The other day, I was in Borders, getting some emergency coffee, when in comes these two guys.  I smelled them before I saw them; they both reeked of Axe.  If you’ve ever been in the weightlifting section of the gym, you know what Axe smells like.

I couldn’t tell how old they were — high school or young college — but they were wearing these bright green Adidas team jerseys.  One of them read “DOS SANTOS” on the back.  He had some pretty serious acne.  I wondered what they played: soccer or volleyball, maybe?  They were both skinny and energetic, and had indistinctly brassy-blond hair, like they used to be blond as kids, and now it was darkening into adult hair.  Unlike older guys, they didn’t say much to each other, probably because they were exhausted.  Only one went up and ordered, and came back with a hot chocolate for himself, and some kind of whipped cream iced drink for his friend.  They collapsed on the black pseudo-leather chairs bordering the section and read their magazines in silence.

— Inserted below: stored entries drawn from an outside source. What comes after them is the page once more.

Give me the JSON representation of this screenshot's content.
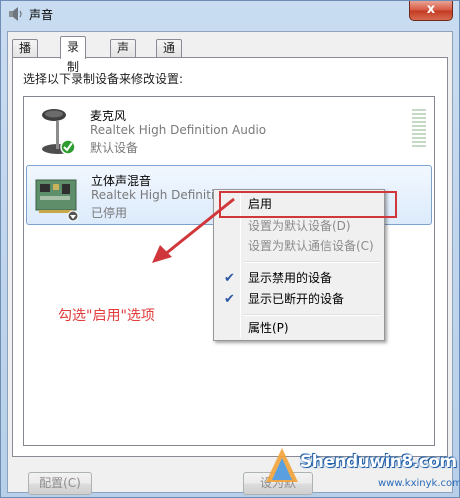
{
  "window": {
    "title": "声音",
    "close_label": "x"
  },
  "tabs": [
    {
      "label": "播放",
      "active": false
    },
    {
      "label": "录制",
      "active": true
    },
    {
      "label": "声音",
      "active": false
    },
    {
      "label": "通信",
      "active": false
    }
  ],
  "instruction": "选择以下录制设备来修改设置:",
  "devices": [
    {
      "name": "麦克风",
      "description": "Realtek High Definition Audio",
      "status": "默认设备",
      "icon": "microphone-icon"
    },
    {
      "name": "立体声混音",
      "description": "Realtek High Definition Audio",
      "status": "已停用",
      "icon": "sound-card-icon"
    }
  ],
  "context_menu": {
    "items": [
      {
        "label": "启用",
        "enabled": true,
        "checked": false
      },
      {
        "label": "设置为默认设备(D)",
        "enabled": false,
        "checked": false
      },
      {
        "label": "设置为默认通信设备(C)",
        "enabled": false,
        "checked": false
      },
      {
        "label": "显示禁用的设备",
        "enabled": true,
        "checked": true
      },
      {
        "label": "显示已断开的设备",
        "enabled": true,
        "checked": true
      },
      {
        "label": "属性(P)",
        "enabled": true,
        "checked": false
      }
    ]
  },
  "annotation": {
    "text": "勾选\"启用\"选项",
    "color": "#e23b3b"
  },
  "buttons": {
    "configure": "配置(C)",
    "set_default": "设为默"
  },
  "watermark": {
    "text": "Shenduwin8.com",
    "url": "www.kxinyk.com"
  },
  "colors": {
    "accent": "#2b56a6",
    "annotation": "#d0373a",
    "close": "#c23a22"
  }
}
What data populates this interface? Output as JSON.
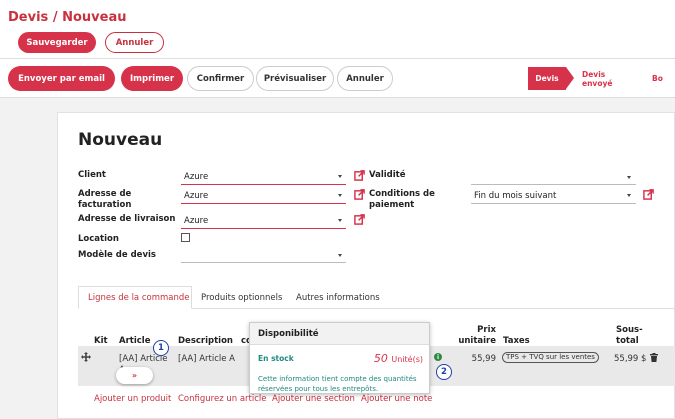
{
  "breadcrumb": {
    "parent": "Devis",
    "separator": "/",
    "current": "Nouveau"
  },
  "toolbar": {
    "save_label": "Sauvegarder",
    "cancel_label": "Annuler"
  },
  "actions": {
    "email_label": "Envoyer par email",
    "print_label": "Imprimer",
    "confirm_label": "Confirmer",
    "preview_label": "Prévisualiser",
    "cancel_label": "Annuler"
  },
  "statusbar": {
    "items": [
      "Devis",
      "Devis envoyé",
      "Bo"
    ]
  },
  "form": {
    "title": "Nouveau",
    "client_label": "Client",
    "client_value": "Azure",
    "billing_label": "Adresse de facturation",
    "billing_value": "Azure",
    "shipping_label": "Adresse de livraison",
    "shipping_value": "Azure",
    "rental_label": "Location",
    "template_label": "Modèle de devis",
    "validity_label": "Validité",
    "validity_value": "",
    "payment_label": "Conditions de paiement",
    "payment_value": "Fin du mois suivant"
  },
  "tabs": [
    "Lignes de la commande",
    "Produits optionnels",
    "Autres informations"
  ],
  "table": {
    "headers": {
      "kit": "Kit",
      "article": "Article",
      "description": "Description",
      "qty_fragment": "co",
      "price": "Prix unitaire",
      "taxes": "Taxes",
      "subtotal": "Sous-total"
    },
    "rows": [
      {
        "article": "[AA] Article A",
        "description": "[AA] Article A",
        "price": "55,99",
        "tax": "TPS + TVQ sur les ventes",
        "subtotal": "55,99 $"
      }
    ]
  },
  "add_links": [
    "Ajouter un produit",
    "Configurez un article",
    "Ajouter une section",
    "Ajouter une note"
  ],
  "popover": {
    "title": "Disponibilité",
    "status": "En stock",
    "qty": "50",
    "unit": "Unité(s)",
    "info": "Cette information tient compte des quantités réservées pour tous les entrepôts."
  },
  "annotations": {
    "badge1": "1",
    "badge2": "2"
  },
  "row_pill": "»",
  "info_dot": "i",
  "colors": {
    "accent": "#d6334a",
    "stock_text": "#1f8b80",
    "badge": "#1f3fa8"
  }
}
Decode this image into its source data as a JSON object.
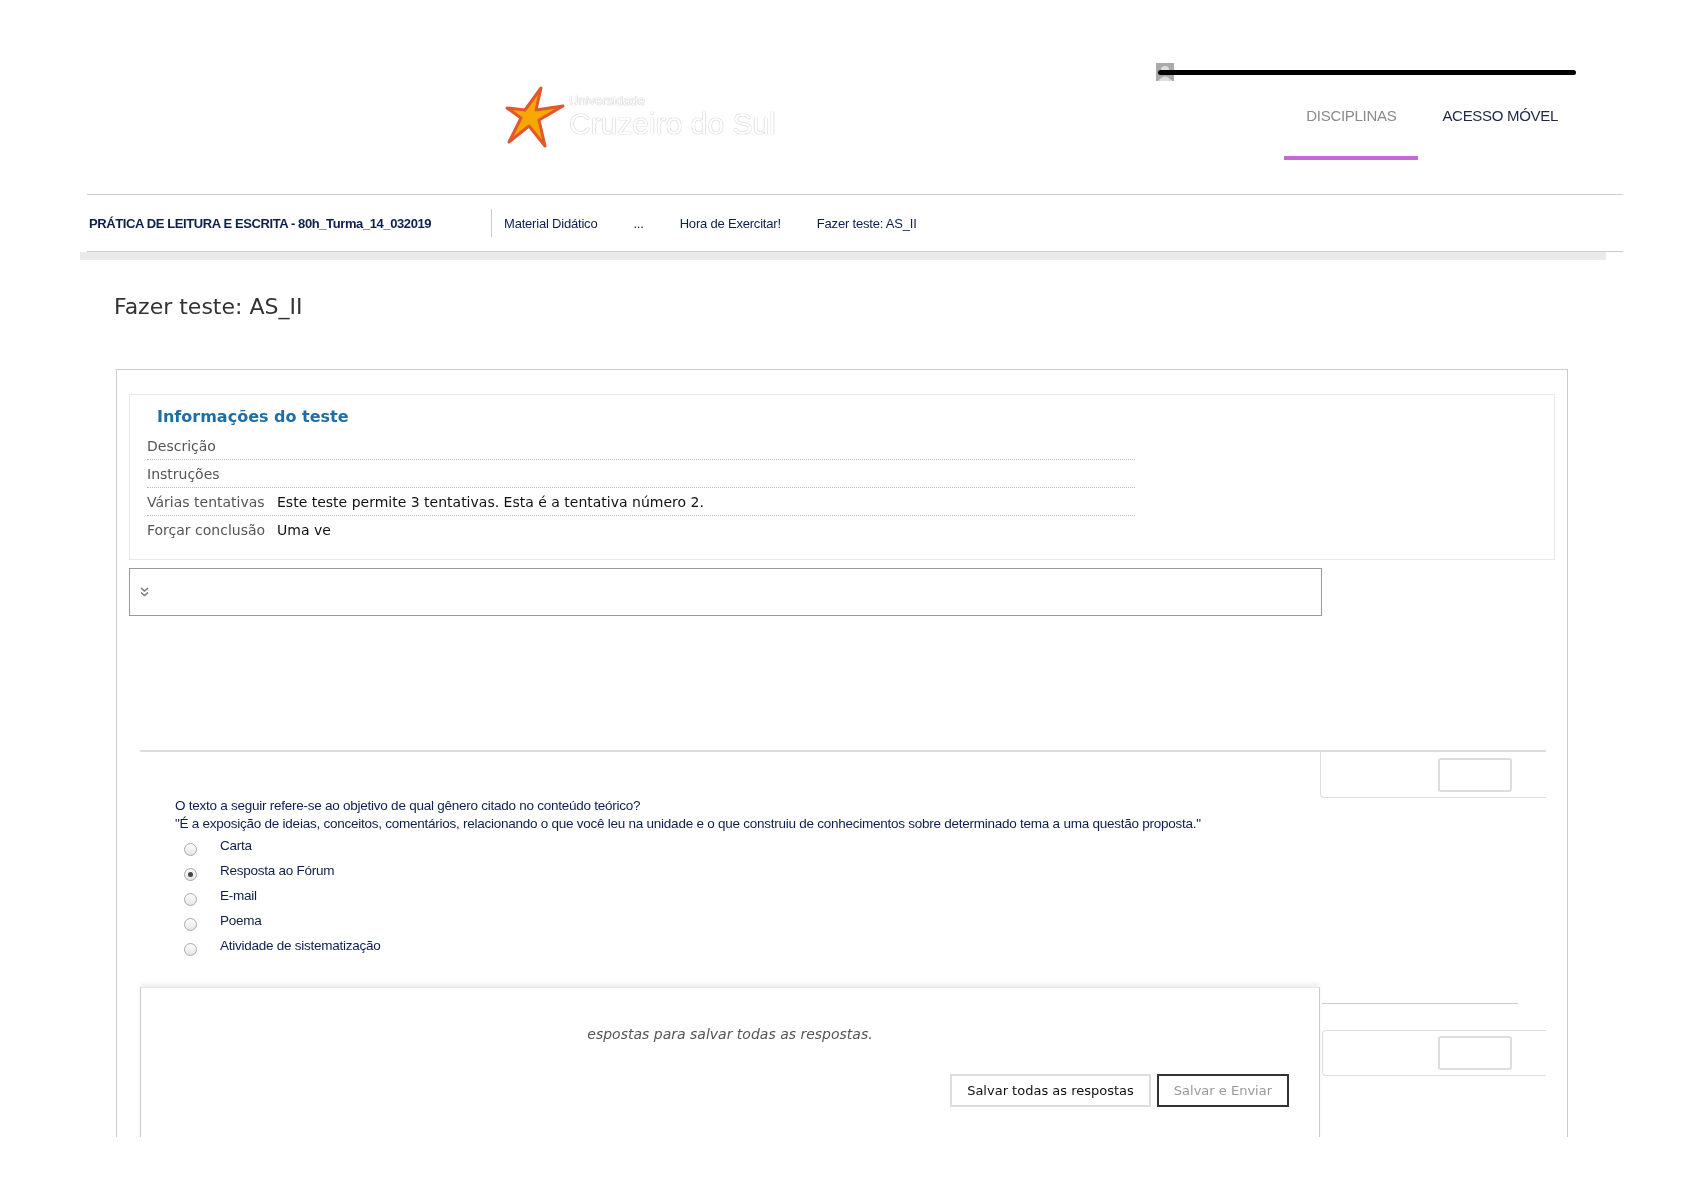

I didn’t stick around; Axe gives me a headache.

Google-eyed individuals.

In the indie cafe I go to (free wireless and hidden outlets that only I know about), there works a guy.  His pale pink mouth hangs open a little bit, all the time, like he’s gaping at something he doesn’t understand.  His face is long and mournful, and he wears his hair in a military-style buzz.  He is certainly over twenty, but since he doesn’t talk much, I can’t tell how old he really is.  But the most disconcerting thing about him is his round, glassy blue eyes that never seem to blink.

Try ordering coffee from someone like that.  You’re just not sure if he’s all there, and he just looks like a sad teddy bear.  Even when he says stuff that sounds cheerful, like “Hey, what’s up!” to his friend the owner, his expression never changes.  Or talking about a catastrophe: “Did you see the news today?” pointing at the NY Times — still, the google-eyed look.

I also saw a runner, probably a student, with a neat face.  It was neat as in, “Neat-o!” but also, as in not messy. He was short, and his face was small, so his features seemed too large for it.  He had high cheekbones and a reddish mouth that also seemed stretched across his face.  But most startling of all were his huge eyes.  They were also blue — you couldn’t miss it.  They seemed to pop out from the shade of his baseball cap, framed by thick brown eyebrows in nearly perfect arcs (geometrically, like sections cut out of a circle.)